We now need to build out the multi-level tree and cast each object into the Model class that it actually is. To do this, we'll add an internal function within this one that we'll recursively call:
function parseHierarchy($categories, int $parentId = null)
{
$hierarchy = [];
foreach ($categories as $category) {
if ($category->parent_id == $parentId) {
// Call self for recursive build out
$children = parseHierarchy($categories, $category->id);
// $children will be null if not categories exist with the current category's id as their parent_id;
if ($children) $category->children = $children;
// Cast to our Laravel Model class; since we already populated the children
// parameter, no eager loading is necessary for that relationship
$category = new Category((array) $category);
// Eager load any existing videos for current category
$category->load(['videos' => function($query) {
// Add any eager loading constraints
$query->where('published', '<>', null);
}]);
// Push into main array
$hierarchy[] = $category;
}
}
return $hierarchy;
}
TL;DR Final Results
use Illuminate\Support\Facades\DB;
public static function getHierarchyWithVideos()
{
$results = DB::select(
DB::raw('
WITH RECURSIVE Hierarchy AS (
-- Anchor member: Categories directly related to videos OR the root category for tree
SELECT c.*, v.id AS video_id
FROM categories c
LEFT JOIN videos v
ON c.id = v.category_id
WHERE v.published IS NOT NULL
UNION
-- Recursive member: Categories that are descendants of the directly related categories
SELECT c.*, h.video_id
FROM categories c
JOIN Hierarchy h ON c.id = h.parent_id
)
-- Final select: Retrieve all categories in the hierarchy
SELECT DISTINCT ON (h.id) *
FROM Hierarchy h
WHERE video_id IS NOT NULL
')
->getValue(DB::connection()->getQueryGrammar())
);
function parseHierarchy($categories, int $parentId = null)
{
$hierarchy = [];
foreach ($categories as $category) {
if ($category->parent_id == $parentId) {
// Call self for recursive build out
$children = parseHierarchy($categories, $category->id);
// $children will be null if not categories exist with the current category's id as their parent_id;
if ($children) $category->children = $children;
// Cast to our Laravel Model class; since we already populated the children
// parameter, no eager loading is necessary for that relationship
$category = new Category((array) $category);
// Eager load any existing videos for current category
$category->load(['videos' => function($query) {
// Add any eager loading constraints
$query->where('published', '<>', null);
}]);
// Push into main array
$hierarchy[] = $category;
}
}
return $hierarchy;
}
return parseHierarchy($results);
}
There you have it; this will return you a tree-shaken & relation-constrained hierarchal tree of Models which have a self-referential parent/child relationship.
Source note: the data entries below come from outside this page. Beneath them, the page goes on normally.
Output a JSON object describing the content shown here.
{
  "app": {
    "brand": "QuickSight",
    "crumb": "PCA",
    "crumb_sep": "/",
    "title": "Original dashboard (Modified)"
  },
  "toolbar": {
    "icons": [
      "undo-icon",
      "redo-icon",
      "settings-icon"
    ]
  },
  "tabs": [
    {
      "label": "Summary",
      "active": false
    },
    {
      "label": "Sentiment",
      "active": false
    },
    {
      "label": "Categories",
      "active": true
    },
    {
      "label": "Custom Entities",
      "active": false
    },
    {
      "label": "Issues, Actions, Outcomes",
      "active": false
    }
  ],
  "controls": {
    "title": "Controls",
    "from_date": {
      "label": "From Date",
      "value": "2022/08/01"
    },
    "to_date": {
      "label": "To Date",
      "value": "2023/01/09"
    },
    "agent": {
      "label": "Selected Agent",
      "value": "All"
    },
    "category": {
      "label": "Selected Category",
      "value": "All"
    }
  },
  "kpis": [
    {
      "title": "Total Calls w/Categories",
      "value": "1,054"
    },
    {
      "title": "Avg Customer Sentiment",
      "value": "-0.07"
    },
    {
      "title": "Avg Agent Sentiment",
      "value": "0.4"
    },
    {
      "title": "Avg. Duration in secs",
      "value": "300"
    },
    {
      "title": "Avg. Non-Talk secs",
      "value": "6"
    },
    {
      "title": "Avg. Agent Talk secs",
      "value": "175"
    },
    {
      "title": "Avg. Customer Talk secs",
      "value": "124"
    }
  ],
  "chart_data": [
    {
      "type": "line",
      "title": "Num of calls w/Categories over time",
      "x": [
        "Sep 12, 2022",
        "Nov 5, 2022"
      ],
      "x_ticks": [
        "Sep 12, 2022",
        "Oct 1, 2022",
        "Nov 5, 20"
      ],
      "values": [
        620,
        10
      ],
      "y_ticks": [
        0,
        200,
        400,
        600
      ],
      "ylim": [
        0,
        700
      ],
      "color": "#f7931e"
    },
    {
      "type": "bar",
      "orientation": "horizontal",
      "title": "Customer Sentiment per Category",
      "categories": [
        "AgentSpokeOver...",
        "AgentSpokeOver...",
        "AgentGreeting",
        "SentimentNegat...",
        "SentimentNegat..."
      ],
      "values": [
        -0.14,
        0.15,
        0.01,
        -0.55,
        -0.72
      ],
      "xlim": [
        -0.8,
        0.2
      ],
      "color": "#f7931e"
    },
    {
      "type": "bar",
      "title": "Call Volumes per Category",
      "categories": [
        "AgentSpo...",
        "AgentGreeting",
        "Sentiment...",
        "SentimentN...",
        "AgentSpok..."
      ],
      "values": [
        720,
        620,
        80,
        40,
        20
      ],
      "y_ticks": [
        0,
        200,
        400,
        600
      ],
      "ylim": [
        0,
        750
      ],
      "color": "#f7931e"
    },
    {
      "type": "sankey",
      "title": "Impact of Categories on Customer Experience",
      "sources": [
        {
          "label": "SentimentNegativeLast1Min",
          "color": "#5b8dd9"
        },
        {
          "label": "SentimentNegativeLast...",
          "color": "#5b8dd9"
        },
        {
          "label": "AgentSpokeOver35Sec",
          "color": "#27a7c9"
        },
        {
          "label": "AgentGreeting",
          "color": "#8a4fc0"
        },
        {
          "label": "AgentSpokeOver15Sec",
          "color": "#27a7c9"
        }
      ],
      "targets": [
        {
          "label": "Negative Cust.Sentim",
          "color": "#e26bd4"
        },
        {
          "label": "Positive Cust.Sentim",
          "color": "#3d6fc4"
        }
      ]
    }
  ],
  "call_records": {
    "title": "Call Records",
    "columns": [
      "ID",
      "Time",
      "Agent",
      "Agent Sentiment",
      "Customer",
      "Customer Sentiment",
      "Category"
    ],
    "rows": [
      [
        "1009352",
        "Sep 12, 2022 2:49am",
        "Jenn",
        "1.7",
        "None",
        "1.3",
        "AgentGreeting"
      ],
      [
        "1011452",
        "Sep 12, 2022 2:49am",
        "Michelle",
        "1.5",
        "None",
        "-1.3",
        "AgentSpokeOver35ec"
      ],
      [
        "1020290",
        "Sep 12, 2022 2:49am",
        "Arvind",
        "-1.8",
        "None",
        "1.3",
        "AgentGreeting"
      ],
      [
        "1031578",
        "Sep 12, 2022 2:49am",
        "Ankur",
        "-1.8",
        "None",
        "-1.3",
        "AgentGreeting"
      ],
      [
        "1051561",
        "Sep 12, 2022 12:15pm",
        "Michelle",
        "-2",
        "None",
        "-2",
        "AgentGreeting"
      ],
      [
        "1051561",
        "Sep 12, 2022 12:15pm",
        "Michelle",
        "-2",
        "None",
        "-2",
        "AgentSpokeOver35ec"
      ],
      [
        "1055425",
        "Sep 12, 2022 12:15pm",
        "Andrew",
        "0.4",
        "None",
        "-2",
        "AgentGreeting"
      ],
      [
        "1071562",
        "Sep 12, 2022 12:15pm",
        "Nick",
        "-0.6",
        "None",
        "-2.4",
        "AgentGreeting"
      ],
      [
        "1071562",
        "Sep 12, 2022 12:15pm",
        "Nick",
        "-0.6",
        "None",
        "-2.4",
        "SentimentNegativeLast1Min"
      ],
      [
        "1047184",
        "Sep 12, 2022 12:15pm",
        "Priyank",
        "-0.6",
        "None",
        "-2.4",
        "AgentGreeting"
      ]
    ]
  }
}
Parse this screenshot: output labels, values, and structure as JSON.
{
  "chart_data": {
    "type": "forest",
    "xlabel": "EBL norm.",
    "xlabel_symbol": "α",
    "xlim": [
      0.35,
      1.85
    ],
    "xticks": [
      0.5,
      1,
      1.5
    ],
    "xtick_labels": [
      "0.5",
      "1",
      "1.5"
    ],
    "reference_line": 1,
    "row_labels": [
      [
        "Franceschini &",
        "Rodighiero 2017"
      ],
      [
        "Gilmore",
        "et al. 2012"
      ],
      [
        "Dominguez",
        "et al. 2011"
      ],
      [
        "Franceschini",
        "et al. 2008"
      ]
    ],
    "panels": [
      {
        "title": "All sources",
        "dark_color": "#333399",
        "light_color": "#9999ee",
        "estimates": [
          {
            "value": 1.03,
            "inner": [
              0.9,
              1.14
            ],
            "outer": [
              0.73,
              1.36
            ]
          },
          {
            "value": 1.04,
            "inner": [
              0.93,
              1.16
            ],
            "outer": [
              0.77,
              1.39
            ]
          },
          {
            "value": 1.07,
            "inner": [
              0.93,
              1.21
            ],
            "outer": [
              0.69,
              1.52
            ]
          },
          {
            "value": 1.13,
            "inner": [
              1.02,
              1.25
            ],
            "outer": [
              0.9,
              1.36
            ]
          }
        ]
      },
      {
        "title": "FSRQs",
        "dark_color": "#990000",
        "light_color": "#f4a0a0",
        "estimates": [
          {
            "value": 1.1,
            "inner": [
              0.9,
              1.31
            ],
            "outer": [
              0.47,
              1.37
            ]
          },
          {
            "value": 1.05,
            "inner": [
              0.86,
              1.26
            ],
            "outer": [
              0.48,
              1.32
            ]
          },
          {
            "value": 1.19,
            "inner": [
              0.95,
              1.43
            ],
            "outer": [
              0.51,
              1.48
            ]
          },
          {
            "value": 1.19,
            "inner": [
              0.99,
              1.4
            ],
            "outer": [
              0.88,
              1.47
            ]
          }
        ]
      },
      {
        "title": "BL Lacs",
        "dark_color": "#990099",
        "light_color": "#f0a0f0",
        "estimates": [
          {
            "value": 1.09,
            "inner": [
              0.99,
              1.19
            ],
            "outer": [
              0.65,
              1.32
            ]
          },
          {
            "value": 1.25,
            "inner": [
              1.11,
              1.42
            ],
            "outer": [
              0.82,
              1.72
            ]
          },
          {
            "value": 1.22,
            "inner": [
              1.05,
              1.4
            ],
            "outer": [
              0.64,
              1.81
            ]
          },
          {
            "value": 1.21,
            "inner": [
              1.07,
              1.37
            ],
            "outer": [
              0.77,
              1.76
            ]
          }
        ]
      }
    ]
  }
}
Of course, you will need to update the table names, Model class, etc. to fit your application.
There are undoubtedly more optimizations you could make to this; the primary thing that comes to mind would be to eager-load the videos in the CTE itself to remove any eager loading at all.
I also played around with abstracting this functionality to be easily reusable for any Model & relationship; however I quickly realized the complexity that would required in order to support all the different relationship types in Laravel and dynamically build out the CTE.